Working for an electric utility company is different from most e-commerce operations. We don’t really have sales or things like that to drive extreme volumes of traffic to our website. We have power outages.
Before the internet and cell phone technology, if the power went out, you lit a candle and waited for the power to be restored. Now, out come the cell phones and tablets; everyone wants to confirm the outage on the website. Perhaps it is a feeling of community to know just how many people are in the dark with you, or to make sure it is not just your house. But when an outage occurs, our web traffic explodes.
On a typical day, we have a small number of customers interacting with the website at any one time: paying bills, arranging for new services, or one of the many other things offered on our website. We rebuilt the website several years ago with the recognition that our customers wanted to do business with us on their schedule, not just when our doors were open.
We also learned that when the lights go out at your house, you want to know some basic things: How many users are impacted by the outage? What happened? When will the power come back on?
My role in this process was to find a cost-effective method to stress test our website with a high volume of customer traffic to ensure that when the power goes out, our website can handle the surge.
We own a load-testing tool that is great for testing typical loads, but it was not cost-effective to purchase 50,000 virtual users (10 percent of our customer base) or more, so we had to find another solution. We also wanted to test our entire infrastructure, including the ISP, for a surge in load.
Our requirements were pretty basic:
- Create a scenario where we can push thousands of test users against the target website
- Ensure the source of the traffic can be white-listed so security does not consider the test a DOS attack and shut the test down (this is very important, as public websites are subject to DOS attacks on a regular basis)
- Be able to collect metrics on performance as the number of users increases, including webpage breakdowns, to see not just performance, but what elements are causing the performance degradation
- Be able to run the tests on our schedule, during off hours when normal traffic is low
- Keep it cost-effective
- Make it repeatable
Finding a Stress-Testing Tool
An internet search identified many possible vendors to provide viable solutions. Many of these vendors will provide a free or low-cost trial with a small number of users (usually about 5,000) for a short test duration (one to five hours).
There are many pricing options to consider, so you need to think about how many users you really need at one time and how often you are going to run tests. You can expect several runs as you get your scenario set up and the target system properly configured to handle the planned load. You also should consider periodic retesting to ensure that none of the patches that may have been applied or other changes made in your infrastructure had an unanticipated performance issue.
After evaluating multiple vendors, we selected two for a “bake-off.” Each vendor provided a free trial for us, and we did the scripting, test execution, and results analysis. The goal was to determine how hard these tools were to use and if they could provide the value we need in a stress test.
We had each vendor supply a white list of IP addresses where the load would come from. As we are an electric utility, we selected load locations close to New Mexico (Texas, Colorado, and California) to minimize latency issues our real customers don’t have, considering a customer having an outage lives in our service area.

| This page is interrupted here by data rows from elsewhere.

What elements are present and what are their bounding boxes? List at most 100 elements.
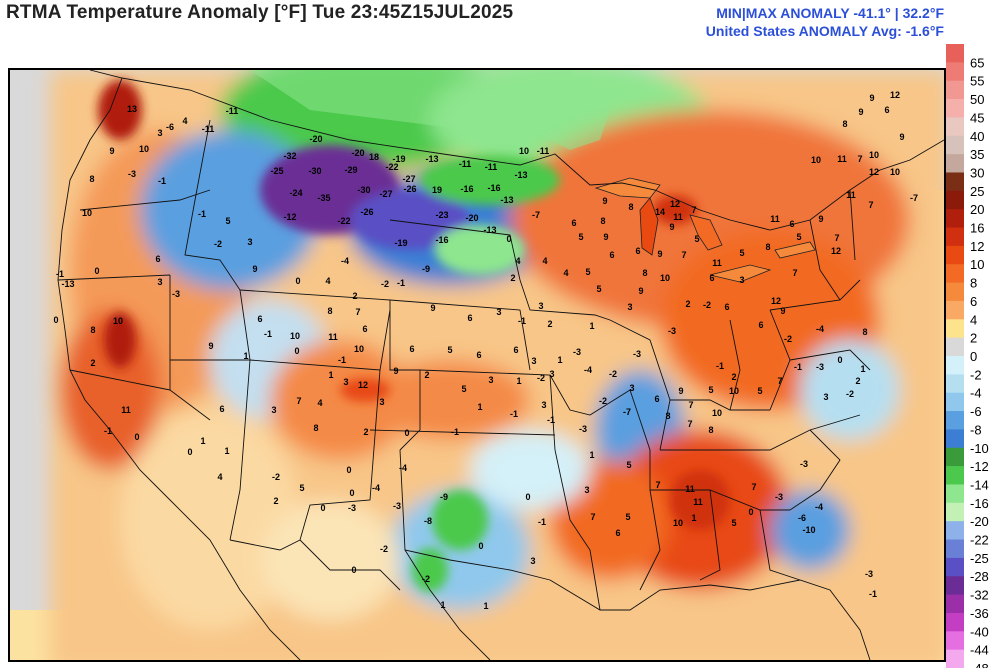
anomaly-value-label: -11: [202, 124, 215, 134]
anomaly-value-label: 4: [515, 256, 520, 266]
anomaly-value-label: 7: [857, 154, 862, 164]
anomaly-value-label: 8: [765, 242, 770, 252]
anomaly-value-label: 9: [899, 132, 904, 142]
anomaly-value-label: -19: [394, 238, 407, 248]
anomaly-value-label: 7: [688, 400, 693, 410]
legend-swatch: [946, 429, 964, 449]
anomaly-value-label: 7: [296, 396, 301, 406]
anomaly-value-label: 8: [862, 327, 867, 337]
anomaly-value-label: 12: [358, 380, 368, 390]
anomaly-value-label: 3: [343, 377, 348, 387]
anomaly-value-label: 1: [440, 600, 445, 610]
anomaly-value-label: 2: [273, 496, 278, 506]
anomaly-value-label: -12: [283, 212, 296, 222]
anomaly-value-label: -16: [460, 184, 473, 194]
anomaly-value-label: 9: [252, 264, 257, 274]
anomaly-value-label: 3: [530, 556, 535, 566]
anomaly-value-label: 1: [589, 450, 594, 460]
anomaly-value-label: -1: [869, 589, 877, 599]
anomaly-value-label: 3: [538, 301, 543, 311]
anomaly-value-label: 2: [510, 273, 515, 283]
anomaly-value-label: 8: [842, 119, 847, 129]
anomaly-value-label: -24: [289, 188, 302, 198]
anomaly-value-label: 1: [589, 321, 594, 331]
anomaly-value-label: 1: [516, 376, 521, 386]
anomaly-value-label: 3: [157, 128, 162, 138]
anomaly-value-label: 9: [669, 222, 674, 232]
legend-swatch: [946, 356, 964, 375]
anomaly-value-label: -9: [422, 264, 430, 274]
map-title: RTMA Temperature Anomaly [°F] Tue 23:45Z…: [6, 2, 514, 23]
anomaly-value-label: 6: [724, 302, 729, 312]
anomaly-value-label: 2: [424, 370, 429, 380]
legend-swatch: [946, 649, 964, 668]
legend-label: 16: [970, 221, 984, 236]
anomaly-value-label: 10: [712, 408, 722, 418]
anomaly-value-label: 9: [208, 341, 213, 351]
anomaly-value-label: 5: [708, 385, 713, 395]
anomaly-value-label: 0: [294, 346, 299, 356]
legend-swatch: [946, 594, 964, 614]
anomaly-value-label: 2: [352, 291, 357, 301]
anomaly-value-label: 10: [660, 273, 670, 283]
legend-swatch: [946, 319, 964, 339]
anomaly-value-label: 6: [789, 219, 794, 229]
legend-swatch: [946, 521, 964, 541]
anomaly-value-label: 10: [890, 167, 900, 177]
legend-label: -16: [970, 496, 989, 511]
anomaly-value-label: -1: [547, 415, 555, 425]
anomaly-value-label: 8: [327, 306, 332, 316]
anomaly-value-label: -9: [440, 492, 448, 502]
anomaly-value-label: -1: [538, 517, 546, 527]
anomaly-value-label: 2: [731, 372, 736, 382]
anomaly-value-label: 5: [626, 460, 631, 470]
anomaly-value-label: 3: [739, 275, 744, 285]
anomaly-value-label: -3: [579, 424, 587, 434]
anomaly-value-label: 8: [89, 174, 94, 184]
anomaly-value-label: 4: [542, 256, 547, 266]
state-boundaries: [57, 70, 944, 660]
anomaly-value-label: -4: [815, 502, 823, 512]
anomaly-value-label: 0: [53, 315, 58, 325]
anomaly-value-label: 11: [712, 258, 722, 268]
anomaly-value-label: 7: [792, 268, 797, 278]
anomaly-value-label: -2: [784, 334, 792, 344]
anomaly-value-label: 6: [155, 254, 160, 264]
anomaly-value-label: 0: [748, 507, 753, 517]
anomaly-value-label: -4: [399, 463, 407, 473]
anomaly-value-label: 6: [635, 246, 640, 256]
anomaly-value-label: 14: [655, 207, 665, 217]
anomaly-value-label: -16: [487, 183, 500, 193]
legend-label: 0: [970, 349, 977, 364]
anomaly-value-label: -3: [128, 169, 136, 179]
anomaly-value-label: 12: [670, 199, 680, 209]
anomaly-value-label: 2: [855, 376, 860, 386]
anomaly-value-label: -1: [510, 409, 518, 419]
legend-label: 12: [970, 239, 984, 254]
legend-label: -2: [970, 367, 982, 382]
anomaly-value-label: 11: [846, 190, 856, 200]
anomaly-value-label: 3: [157, 277, 162, 287]
anomaly-value-label: 0: [478, 541, 483, 551]
anomaly-value-label: 0: [349, 488, 354, 498]
anomaly-value-label: -22: [337, 216, 350, 226]
anomaly-value-label: 3: [271, 405, 276, 415]
anomaly-value-label: -2: [703, 300, 711, 310]
anomaly-value-label: -7: [910, 193, 918, 203]
anomaly-value-label: -1: [338, 355, 346, 365]
anomaly-value-label: 3: [496, 307, 501, 317]
anomaly-value-label: 1: [483, 601, 488, 611]
anomaly-value-label: 8: [90, 325, 95, 335]
legend-label: 6: [970, 294, 977, 309]
anomaly-value-label: 1: [224, 446, 229, 456]
anomaly-value-label: -3: [865, 569, 873, 579]
legend-swatch: [946, 374, 964, 394]
anomaly-value-label: 5: [461, 384, 466, 394]
legend-swatch: [946, 99, 964, 118]
anomaly-value-label: 8: [708, 425, 713, 435]
anomaly-value-label: -29: [344, 165, 357, 175]
anomaly-value-label: -1: [158, 176, 166, 186]
anomaly-value-label: 0: [346, 465, 351, 475]
anomaly-value-label: 3: [823, 392, 828, 402]
min-max-anomaly: MIN|MAX ANOMALY -41.1° | 32.2°F: [716, 5, 944, 21]
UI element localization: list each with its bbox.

We worked with security to expose the QA instance of our website as the target for the load test during a selected weekend when real customer load volume was expected to be low. Prior to starting the load test, we checked to ensure no real outage or other issue was present that would make a performance-impacting load test an issue for our real customers.
As with any load test, you don’t go from zero to 50,000 users in one minute. After some trial and error, we found a correct ramp rate that allowed load to grow in a controlled fashion. Remember, we were testing at a load not done before, so some trial and error was to be expected.
During the test, we carefully monitored our servers for bottlenecks that could create performance issues, as well as the user experience in real time, to see how the test was going so we would know to stop the test if needed.
What We Learned from the Test
The tests showed us several unexpected opportunities to better serve our customers during an outage. We also were able to verify that our ISP design could handle this kind of load as promised.
The value of the bake-off allowed us to evaluate the different vendor solutions using our systems and our data and see which one was a good fit for us. In addition, we were able to demonstrate the value of this type of testing to others in company who had not considered it a viable option. Being able to generate valuable analysis of the test results was the area of greatest variability in our testing, and I would encourage you to allow time to learn the analysis tools and ask lots of questions.
Just like with any test, your results are only of value if the test actually represents how your users will use the application. You need to recognize that a user’s behavior will change based on the scenario being simulated.
A stress test like this is looking for the rare scenario where volume is many times more than the typical day. This scenario can happen in almost any business, and planning and executing this kind of test is part of a good business plan.